Dr Lowe announced there would be no change to the cash rate from its current 1.5 per cent. The decision makes it a record 18 meetings in a row that the RBA made no change to the cash rate – coinciding exactly with Mr Lowe’s tenure as governor.
While the employment market was strong and would continue to grow, wage growth remained a problem, Dr Lowe said.
“Notwithstanding the improving labour market, wages growth remains low. This is likely to continue for a while yet, although the stronger economy should see some lift in wages growth over time,” he said.
“Consistent with this, the rate of wages growth appears to have troughed and there are reports that some employers are finding it more difficult to hire workers with the necessary skills.”
Dr Lowe did not elaborate, but the implication was that if employers are finding it harder to find appropriate workers, they will have to offer to pay more if they want to attract the employees with the necessary skills.
In other words, the supply and demand dynamic is tipping in favour of workers, which will eventually push up wages – at least in certain jobs and certain industries.
Callam Pickering, APAC economist for global job site Indeed, told The New Daily wage growth, which is currently 2 per cent per annum in the private sector, would pick up slowly over the coming year.
“I anticipate it will get to 2.25 per cent by the end of the year. Or if the economy performs better than expected, it could get to 2.5 per cent. But the key is it will be very gradual.”
That would put wage growth just above inflation, which currently sits at 2 per cent – though the RBA predicted that too would pick up to “a bit above 2 per cent”.
Mr Pickering said anecdotal evidence suggested industries such as construction, healthcare and tech were finding skill shortages, which was giving workers in those industries more bargaining power. As employment rates rise, he said this bargaining power would extend to other industries.
House prices are down
For the second month in a row, the RBA formally acknowledged that property prices were falling in Sydney and Melbourne.
This was corroborated by research from CoreLogic, also out on Tuesday, which found property prices in March fell by 0.3 per cent in Sydney and 0.2 per cent in Melbourne.

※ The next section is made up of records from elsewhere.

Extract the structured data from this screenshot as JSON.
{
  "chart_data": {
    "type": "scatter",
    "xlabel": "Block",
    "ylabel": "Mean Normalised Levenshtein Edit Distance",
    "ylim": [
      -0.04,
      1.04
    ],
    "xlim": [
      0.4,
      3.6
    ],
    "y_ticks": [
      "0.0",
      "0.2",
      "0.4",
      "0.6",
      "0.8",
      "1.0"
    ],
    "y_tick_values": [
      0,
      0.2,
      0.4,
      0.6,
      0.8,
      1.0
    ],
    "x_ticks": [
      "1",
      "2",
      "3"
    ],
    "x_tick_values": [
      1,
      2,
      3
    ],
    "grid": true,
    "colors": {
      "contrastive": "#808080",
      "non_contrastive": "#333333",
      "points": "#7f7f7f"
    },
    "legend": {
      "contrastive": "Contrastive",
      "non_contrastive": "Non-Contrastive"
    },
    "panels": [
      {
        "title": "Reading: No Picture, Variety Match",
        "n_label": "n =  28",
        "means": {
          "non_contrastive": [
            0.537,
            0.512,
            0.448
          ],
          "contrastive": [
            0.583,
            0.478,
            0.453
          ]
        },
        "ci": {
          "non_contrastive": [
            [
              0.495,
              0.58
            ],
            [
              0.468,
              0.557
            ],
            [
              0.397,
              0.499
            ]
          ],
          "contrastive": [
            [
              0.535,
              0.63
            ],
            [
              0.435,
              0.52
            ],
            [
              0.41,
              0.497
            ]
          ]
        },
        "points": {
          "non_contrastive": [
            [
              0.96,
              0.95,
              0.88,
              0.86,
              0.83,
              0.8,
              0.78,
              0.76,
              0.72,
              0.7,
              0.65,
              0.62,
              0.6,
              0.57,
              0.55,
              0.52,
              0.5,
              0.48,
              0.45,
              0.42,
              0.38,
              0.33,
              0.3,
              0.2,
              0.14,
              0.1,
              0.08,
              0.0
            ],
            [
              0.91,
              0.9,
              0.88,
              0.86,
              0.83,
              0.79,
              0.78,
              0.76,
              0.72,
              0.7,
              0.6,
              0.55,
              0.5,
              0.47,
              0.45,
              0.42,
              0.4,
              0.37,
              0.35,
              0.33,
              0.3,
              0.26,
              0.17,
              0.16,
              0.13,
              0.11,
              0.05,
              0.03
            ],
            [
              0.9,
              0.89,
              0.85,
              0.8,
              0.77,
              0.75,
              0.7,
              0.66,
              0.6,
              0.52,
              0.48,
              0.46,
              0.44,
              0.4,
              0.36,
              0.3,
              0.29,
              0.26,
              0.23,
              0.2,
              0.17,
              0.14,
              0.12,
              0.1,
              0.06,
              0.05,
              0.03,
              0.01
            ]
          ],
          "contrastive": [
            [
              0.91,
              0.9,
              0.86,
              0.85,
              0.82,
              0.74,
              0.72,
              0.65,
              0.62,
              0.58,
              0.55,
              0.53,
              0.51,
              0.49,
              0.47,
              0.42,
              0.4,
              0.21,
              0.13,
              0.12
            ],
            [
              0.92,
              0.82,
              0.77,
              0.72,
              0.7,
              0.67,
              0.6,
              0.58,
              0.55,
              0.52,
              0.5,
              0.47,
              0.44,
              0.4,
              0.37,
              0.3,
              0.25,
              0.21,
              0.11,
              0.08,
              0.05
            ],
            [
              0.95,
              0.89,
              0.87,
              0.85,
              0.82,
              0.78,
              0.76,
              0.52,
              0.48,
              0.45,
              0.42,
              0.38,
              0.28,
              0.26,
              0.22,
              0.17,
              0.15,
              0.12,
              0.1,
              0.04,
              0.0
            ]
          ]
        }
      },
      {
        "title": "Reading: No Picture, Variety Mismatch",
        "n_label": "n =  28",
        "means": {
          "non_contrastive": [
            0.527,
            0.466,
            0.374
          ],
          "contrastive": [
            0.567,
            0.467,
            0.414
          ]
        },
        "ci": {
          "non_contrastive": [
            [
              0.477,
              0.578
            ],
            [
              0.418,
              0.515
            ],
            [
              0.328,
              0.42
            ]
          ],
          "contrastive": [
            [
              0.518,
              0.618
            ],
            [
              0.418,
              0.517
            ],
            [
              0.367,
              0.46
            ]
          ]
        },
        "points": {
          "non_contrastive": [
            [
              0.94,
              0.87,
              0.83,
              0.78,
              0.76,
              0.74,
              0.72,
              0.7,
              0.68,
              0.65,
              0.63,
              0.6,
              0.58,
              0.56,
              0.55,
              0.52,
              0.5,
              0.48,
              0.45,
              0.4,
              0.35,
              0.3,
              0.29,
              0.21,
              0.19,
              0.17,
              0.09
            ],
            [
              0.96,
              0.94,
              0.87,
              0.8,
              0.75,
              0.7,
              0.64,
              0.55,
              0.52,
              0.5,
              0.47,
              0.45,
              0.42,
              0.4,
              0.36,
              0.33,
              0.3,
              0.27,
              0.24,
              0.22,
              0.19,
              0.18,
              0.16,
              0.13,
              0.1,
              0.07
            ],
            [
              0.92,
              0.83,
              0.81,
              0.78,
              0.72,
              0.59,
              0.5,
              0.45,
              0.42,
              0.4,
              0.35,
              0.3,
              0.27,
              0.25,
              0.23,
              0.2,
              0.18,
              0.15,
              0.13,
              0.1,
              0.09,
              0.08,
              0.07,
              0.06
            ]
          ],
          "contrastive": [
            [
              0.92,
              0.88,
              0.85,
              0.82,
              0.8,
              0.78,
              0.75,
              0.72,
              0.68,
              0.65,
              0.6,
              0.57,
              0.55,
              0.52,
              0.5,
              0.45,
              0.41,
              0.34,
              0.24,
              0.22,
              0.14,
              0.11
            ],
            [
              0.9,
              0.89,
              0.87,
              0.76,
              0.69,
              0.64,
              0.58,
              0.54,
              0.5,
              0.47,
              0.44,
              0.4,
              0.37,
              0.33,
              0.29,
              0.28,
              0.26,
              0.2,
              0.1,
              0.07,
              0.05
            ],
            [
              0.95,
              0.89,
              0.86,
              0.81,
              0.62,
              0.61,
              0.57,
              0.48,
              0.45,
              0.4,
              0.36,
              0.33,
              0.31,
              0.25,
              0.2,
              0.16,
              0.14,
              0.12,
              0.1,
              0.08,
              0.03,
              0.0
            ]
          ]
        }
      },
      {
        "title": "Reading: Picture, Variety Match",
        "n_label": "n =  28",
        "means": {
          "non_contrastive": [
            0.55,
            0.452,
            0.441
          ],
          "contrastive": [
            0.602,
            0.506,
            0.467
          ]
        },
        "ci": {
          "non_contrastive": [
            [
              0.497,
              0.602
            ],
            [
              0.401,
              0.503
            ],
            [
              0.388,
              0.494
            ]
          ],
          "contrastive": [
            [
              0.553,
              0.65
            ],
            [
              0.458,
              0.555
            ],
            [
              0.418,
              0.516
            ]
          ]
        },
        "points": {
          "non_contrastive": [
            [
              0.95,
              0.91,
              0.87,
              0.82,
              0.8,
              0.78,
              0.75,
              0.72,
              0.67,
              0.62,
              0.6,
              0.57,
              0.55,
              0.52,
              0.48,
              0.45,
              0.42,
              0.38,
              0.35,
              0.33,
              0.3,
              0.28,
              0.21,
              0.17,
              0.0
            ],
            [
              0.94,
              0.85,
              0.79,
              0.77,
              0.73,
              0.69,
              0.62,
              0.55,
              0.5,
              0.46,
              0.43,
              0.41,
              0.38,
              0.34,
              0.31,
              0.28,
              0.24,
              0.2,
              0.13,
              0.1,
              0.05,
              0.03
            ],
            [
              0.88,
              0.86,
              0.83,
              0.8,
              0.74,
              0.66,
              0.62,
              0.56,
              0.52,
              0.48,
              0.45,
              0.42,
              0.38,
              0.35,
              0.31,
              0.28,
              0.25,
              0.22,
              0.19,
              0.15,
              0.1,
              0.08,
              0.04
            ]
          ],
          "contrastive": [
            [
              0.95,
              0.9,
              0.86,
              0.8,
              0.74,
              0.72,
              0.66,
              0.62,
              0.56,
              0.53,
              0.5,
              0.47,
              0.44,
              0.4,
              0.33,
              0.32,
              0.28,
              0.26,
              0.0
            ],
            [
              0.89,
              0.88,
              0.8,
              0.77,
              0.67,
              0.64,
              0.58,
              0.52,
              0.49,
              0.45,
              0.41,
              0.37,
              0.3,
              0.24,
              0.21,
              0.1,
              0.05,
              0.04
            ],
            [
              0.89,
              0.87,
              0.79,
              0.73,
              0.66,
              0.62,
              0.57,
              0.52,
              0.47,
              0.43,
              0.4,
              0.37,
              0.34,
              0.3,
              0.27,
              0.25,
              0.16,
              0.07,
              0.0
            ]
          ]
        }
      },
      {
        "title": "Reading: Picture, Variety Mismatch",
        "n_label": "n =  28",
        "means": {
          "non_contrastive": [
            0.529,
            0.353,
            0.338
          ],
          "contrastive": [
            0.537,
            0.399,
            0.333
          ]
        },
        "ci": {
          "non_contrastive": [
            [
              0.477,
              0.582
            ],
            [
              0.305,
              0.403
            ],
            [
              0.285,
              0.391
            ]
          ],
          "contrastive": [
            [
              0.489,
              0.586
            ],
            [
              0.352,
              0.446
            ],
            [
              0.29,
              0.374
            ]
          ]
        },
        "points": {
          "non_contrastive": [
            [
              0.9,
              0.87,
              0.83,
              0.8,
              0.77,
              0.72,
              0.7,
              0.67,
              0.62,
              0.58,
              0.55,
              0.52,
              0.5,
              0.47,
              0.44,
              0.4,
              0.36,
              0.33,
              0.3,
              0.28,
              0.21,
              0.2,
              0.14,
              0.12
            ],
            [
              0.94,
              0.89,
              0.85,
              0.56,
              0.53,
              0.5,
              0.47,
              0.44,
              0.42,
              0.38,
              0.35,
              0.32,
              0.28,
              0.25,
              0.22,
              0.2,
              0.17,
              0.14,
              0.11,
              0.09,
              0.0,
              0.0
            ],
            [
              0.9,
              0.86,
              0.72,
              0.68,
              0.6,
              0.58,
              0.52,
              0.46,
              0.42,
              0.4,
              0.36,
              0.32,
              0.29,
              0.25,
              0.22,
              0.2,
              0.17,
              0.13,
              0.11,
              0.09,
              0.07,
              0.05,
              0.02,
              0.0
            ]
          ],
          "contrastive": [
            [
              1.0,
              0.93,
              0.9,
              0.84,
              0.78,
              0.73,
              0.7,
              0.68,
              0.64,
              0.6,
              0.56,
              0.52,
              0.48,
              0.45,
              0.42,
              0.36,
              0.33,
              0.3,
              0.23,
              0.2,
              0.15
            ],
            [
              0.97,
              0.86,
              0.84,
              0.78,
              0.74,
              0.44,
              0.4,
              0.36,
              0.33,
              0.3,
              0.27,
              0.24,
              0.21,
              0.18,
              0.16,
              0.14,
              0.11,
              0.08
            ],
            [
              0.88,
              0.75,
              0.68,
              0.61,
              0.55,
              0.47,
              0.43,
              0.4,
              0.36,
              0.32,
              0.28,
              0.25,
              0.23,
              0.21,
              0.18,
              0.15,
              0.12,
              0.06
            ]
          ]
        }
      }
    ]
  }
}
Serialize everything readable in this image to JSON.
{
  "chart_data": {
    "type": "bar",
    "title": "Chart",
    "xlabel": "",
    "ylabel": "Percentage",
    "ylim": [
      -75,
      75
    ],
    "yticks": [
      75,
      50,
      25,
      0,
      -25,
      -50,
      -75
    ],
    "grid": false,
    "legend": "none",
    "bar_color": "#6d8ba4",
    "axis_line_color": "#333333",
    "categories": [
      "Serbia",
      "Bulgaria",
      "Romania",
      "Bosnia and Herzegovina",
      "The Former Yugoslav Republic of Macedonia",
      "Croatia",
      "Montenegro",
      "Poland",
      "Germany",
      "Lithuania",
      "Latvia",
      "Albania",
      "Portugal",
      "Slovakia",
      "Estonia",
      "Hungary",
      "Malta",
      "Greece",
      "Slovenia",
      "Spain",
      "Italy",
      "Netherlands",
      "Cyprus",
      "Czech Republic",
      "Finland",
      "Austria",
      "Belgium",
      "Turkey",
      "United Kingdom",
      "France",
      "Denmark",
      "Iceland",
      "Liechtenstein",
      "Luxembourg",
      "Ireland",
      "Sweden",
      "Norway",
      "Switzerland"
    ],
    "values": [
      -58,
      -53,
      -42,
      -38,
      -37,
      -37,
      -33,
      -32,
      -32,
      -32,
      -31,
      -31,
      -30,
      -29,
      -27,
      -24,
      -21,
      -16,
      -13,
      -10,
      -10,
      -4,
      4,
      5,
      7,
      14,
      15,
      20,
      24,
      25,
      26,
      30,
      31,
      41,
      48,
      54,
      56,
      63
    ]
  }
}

Property prices also fell in Adelaide (-0.3 per cent), and picked up slightly in Brisbane (0.1 per cent), Canberra (0.2 per cent) and Perth (0.3 per cent).
Darwin and Hobart saw more considerable growth, of 1 per cent and 1.7 per cent respectively.
Averaged out across Australia, property values saw no growth and no losses.
However, in towns and cities neighbouring big cities, such as Geelong in Victoria and Newcastle in New South Wales, property prices performed much better.
Overall, the losses were less severe than in February, particularly in Sydney, which saw 0.5 per cent come off the value of its median dwelling, compared to just 0.3 per cent in March.
CoreLogic’s head of research Tim Lawless said this showed the housing market may be “close to finding a floor” – that is, that the feared property bubble would not be bursting dramatically.
However, Mr Lawless predicted the days of extreme growth fuelling intense speculation would not return.
“Despite the potential improvement in credit availability for investors, rental yields remain low and credit policy is likely to be firmly under the spotlight following the banking royal commission,” he said.
“Considering these factors, even if the housing market is close to finding a floor, the prospects for a rebound in capital gains, as seen through late 2016 and early 2017, are far less likely.”